It’s pretty simple. If you list your work so readers can remember what you had out that’s eligible in a given year, great. That’s kind of a public service, and if many people are going to do it, then everyone should do it or it becomes a potentially unfair advantage. John Scalzi also provides a a blog post where you can comment to recommend things. That strikes me as helping those who don’t have a strong blog presence make sure people remember. It’s also important to study awards you’re eligible for and make sure your publisher sends your work to any judging panels.
However, if you’re on twitter or facebook urging people to vote for you, I’m deeply unsympathetic. If you’re emailing people saying to vote for you, same thing. If you’re asking people in person to vote for you, that’s also not cool. If you’re suggesting with a wink that you’ll vote for something if they vote for you…not cool.
On the reader side…voting for things you haven’t read…voting in categories where you’ve read like three things that year…voting because you think someone’s cool…not cool.

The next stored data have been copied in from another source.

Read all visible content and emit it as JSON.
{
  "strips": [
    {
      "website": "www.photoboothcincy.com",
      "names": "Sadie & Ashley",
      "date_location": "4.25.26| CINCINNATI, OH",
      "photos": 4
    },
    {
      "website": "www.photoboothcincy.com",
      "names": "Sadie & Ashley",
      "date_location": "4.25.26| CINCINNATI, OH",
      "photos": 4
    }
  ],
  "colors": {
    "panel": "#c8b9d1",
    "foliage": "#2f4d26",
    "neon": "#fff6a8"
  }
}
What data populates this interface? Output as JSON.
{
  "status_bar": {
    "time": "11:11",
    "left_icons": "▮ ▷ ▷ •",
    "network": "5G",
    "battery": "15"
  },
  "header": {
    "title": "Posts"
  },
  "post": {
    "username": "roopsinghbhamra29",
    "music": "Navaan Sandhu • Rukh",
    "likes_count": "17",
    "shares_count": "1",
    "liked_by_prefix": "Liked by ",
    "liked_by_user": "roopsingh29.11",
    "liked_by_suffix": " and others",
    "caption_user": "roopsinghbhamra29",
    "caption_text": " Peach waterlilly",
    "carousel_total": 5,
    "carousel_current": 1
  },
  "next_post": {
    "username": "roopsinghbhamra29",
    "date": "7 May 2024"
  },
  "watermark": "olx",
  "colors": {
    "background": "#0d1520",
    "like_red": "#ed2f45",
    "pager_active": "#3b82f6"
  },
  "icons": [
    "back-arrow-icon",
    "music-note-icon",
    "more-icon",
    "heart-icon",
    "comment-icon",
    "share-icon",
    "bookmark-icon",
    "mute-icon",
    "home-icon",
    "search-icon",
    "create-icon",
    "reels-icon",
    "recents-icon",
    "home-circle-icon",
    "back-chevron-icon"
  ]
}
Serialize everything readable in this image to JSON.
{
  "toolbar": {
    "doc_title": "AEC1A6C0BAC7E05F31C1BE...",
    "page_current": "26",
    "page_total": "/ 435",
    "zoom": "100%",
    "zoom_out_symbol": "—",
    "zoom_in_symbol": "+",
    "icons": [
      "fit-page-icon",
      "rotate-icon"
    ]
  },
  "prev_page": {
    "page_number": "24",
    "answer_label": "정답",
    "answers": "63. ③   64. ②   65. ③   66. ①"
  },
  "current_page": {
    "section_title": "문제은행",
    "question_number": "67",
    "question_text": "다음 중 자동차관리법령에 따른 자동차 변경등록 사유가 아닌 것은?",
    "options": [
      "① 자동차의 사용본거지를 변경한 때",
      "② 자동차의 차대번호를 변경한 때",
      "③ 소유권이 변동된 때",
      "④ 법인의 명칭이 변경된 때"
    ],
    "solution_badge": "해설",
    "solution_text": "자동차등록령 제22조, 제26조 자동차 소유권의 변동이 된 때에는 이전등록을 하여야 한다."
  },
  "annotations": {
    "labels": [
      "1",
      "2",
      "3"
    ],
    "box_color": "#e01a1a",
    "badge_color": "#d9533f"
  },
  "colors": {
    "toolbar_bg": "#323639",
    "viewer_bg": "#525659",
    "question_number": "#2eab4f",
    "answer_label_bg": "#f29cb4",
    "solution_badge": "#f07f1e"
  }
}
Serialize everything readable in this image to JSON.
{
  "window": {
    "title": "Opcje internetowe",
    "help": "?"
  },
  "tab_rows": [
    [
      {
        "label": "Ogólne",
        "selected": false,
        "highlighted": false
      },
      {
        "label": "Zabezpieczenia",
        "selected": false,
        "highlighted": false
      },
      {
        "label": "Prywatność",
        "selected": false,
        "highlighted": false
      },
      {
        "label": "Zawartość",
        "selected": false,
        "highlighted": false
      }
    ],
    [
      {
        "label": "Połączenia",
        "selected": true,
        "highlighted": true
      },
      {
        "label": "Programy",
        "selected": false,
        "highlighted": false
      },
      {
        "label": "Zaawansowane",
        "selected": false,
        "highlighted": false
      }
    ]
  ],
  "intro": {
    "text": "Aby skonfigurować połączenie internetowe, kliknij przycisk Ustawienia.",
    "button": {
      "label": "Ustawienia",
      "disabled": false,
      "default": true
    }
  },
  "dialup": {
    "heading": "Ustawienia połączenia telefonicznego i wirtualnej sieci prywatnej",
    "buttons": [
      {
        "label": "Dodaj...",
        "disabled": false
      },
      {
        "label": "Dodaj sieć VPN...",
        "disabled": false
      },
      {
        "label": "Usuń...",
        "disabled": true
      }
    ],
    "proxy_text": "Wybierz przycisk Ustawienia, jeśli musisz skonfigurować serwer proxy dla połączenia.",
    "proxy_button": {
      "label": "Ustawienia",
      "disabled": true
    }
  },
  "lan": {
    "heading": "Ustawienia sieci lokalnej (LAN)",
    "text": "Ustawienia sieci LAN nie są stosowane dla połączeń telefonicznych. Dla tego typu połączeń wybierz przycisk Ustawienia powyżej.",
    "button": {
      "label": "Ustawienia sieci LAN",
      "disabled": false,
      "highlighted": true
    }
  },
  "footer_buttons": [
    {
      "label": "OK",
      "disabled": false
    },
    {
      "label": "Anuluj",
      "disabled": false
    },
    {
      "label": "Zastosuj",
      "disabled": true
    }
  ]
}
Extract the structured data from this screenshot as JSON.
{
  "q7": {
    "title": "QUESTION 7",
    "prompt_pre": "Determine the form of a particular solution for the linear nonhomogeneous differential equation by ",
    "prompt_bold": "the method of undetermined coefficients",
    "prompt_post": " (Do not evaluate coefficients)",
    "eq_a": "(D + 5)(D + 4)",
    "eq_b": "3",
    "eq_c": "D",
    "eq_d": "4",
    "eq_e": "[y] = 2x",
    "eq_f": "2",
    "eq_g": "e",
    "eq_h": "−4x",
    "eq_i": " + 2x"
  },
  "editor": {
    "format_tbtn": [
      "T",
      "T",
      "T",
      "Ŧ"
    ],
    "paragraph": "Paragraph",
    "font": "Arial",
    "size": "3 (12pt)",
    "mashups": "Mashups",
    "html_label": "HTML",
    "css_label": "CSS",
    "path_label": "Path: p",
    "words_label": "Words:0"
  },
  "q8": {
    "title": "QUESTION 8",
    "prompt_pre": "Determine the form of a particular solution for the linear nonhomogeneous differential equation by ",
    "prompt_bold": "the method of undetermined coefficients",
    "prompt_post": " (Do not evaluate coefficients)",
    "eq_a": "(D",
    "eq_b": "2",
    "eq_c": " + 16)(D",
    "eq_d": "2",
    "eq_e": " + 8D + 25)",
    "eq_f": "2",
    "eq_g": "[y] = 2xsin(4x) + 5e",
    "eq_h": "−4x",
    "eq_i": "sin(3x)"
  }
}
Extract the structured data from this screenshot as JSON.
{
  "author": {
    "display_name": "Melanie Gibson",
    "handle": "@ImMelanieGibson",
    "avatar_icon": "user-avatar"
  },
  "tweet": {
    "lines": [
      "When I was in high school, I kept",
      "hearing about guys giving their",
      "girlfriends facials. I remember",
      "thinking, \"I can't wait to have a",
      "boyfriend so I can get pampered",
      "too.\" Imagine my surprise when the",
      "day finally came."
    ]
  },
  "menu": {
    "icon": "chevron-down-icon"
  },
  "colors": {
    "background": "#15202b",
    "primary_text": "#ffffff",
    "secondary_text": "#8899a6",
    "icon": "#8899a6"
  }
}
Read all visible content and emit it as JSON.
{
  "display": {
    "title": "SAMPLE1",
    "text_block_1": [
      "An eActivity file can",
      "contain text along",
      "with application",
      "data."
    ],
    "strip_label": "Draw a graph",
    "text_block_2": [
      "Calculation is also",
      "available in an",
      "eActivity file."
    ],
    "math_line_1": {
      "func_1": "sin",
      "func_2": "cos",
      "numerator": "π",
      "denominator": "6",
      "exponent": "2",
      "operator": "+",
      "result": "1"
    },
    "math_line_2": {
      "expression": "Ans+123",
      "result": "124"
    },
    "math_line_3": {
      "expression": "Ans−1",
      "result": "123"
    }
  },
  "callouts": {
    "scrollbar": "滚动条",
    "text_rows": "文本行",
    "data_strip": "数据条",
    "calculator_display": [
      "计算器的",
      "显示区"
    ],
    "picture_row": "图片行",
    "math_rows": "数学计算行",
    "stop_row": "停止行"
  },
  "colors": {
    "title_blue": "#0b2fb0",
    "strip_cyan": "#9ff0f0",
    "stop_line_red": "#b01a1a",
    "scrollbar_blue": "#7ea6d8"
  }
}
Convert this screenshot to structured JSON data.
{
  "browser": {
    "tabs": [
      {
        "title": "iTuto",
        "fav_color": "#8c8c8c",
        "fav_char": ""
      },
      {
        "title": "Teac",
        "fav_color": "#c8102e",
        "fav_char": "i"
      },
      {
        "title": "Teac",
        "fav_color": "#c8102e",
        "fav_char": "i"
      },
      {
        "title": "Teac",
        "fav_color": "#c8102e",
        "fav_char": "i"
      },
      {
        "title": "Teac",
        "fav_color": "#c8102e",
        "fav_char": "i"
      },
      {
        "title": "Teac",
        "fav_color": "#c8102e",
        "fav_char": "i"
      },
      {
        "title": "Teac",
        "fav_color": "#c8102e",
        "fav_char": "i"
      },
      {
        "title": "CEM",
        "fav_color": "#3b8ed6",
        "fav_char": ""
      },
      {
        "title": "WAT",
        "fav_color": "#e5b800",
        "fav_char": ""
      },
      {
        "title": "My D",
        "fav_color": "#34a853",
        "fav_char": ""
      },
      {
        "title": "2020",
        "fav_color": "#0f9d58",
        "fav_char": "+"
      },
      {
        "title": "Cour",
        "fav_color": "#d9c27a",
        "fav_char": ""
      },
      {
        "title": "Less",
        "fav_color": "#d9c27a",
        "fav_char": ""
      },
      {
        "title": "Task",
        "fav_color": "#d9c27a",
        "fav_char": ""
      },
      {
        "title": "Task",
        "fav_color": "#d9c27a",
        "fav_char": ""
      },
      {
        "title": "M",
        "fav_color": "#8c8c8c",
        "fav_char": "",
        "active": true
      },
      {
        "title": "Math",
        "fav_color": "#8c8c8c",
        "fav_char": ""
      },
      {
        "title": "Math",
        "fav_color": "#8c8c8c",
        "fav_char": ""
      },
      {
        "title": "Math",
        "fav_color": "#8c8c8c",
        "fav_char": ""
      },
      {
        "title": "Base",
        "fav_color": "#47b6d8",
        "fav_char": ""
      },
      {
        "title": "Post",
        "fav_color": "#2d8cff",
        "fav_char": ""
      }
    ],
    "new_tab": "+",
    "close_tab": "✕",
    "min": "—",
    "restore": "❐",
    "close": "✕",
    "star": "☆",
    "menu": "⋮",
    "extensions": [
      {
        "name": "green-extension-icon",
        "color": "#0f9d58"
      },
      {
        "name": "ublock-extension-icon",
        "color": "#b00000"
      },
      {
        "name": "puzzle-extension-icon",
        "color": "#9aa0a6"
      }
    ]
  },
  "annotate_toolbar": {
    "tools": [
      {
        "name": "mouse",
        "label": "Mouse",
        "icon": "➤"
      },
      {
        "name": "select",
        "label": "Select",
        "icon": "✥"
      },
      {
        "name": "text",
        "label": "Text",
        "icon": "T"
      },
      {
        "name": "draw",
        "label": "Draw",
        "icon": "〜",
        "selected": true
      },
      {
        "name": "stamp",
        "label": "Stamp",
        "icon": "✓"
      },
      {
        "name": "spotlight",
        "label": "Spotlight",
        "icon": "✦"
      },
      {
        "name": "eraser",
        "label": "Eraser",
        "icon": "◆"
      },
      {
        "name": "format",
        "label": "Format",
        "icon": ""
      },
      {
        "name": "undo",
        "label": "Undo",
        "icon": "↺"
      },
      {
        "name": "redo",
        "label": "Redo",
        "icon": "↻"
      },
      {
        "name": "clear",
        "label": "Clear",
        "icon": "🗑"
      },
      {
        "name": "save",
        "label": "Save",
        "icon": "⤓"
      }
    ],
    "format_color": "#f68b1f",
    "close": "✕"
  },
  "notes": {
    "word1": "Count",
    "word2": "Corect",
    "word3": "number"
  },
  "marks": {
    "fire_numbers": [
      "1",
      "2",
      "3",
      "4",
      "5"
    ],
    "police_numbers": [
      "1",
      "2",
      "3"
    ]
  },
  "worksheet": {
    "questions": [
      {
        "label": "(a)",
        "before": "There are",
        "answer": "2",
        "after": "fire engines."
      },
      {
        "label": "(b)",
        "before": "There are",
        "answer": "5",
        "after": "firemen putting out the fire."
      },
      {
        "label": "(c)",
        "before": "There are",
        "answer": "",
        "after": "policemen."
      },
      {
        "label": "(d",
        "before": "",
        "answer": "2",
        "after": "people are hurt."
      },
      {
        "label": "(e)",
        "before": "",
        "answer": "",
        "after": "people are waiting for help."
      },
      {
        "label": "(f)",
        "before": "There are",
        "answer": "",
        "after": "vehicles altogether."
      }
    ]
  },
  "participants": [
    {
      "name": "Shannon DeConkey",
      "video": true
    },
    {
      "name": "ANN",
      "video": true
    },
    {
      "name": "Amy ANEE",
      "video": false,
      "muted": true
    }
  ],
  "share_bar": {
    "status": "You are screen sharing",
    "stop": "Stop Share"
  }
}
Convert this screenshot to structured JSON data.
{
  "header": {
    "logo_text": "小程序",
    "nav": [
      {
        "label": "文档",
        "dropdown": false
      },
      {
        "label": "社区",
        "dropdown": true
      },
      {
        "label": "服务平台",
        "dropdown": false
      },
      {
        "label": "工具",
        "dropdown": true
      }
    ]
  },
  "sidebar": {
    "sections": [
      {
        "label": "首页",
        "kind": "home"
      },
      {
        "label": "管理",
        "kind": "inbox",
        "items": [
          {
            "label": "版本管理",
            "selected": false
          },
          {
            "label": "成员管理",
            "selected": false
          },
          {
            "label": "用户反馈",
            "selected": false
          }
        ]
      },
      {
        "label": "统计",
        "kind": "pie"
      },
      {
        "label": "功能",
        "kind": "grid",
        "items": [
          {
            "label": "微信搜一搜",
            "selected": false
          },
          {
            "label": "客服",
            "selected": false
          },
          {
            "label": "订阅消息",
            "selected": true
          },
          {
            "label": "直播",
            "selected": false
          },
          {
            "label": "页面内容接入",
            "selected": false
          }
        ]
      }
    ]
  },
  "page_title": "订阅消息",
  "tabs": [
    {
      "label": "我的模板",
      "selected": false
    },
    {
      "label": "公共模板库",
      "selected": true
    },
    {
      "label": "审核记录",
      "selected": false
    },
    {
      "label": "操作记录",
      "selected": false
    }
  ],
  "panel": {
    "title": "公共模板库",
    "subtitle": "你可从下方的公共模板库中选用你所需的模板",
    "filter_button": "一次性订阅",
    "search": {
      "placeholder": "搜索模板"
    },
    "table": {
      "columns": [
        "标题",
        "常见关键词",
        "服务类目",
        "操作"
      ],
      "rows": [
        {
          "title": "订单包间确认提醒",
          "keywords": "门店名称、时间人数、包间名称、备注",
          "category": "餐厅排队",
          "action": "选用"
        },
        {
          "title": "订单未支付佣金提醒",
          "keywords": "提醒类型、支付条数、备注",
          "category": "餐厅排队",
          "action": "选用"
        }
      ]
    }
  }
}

This process will never be perfect, but let’s not consciously make it worse than it can be. And if you cynically think that awards are just there to be manipulated so what’s the harm…well, that does in fact make it worse.
The closest I could come to recommending my own work this year was a post about a book I had out and a free download, and giving that link to Cheryl Morgan—and even that made me feel uneasy. Anything else would’ve made me throw up a little in my mouth. It becomes more difficult with regard to anthologies because in that case we’re advocates for a lot of other writers, but it still makes me queasy.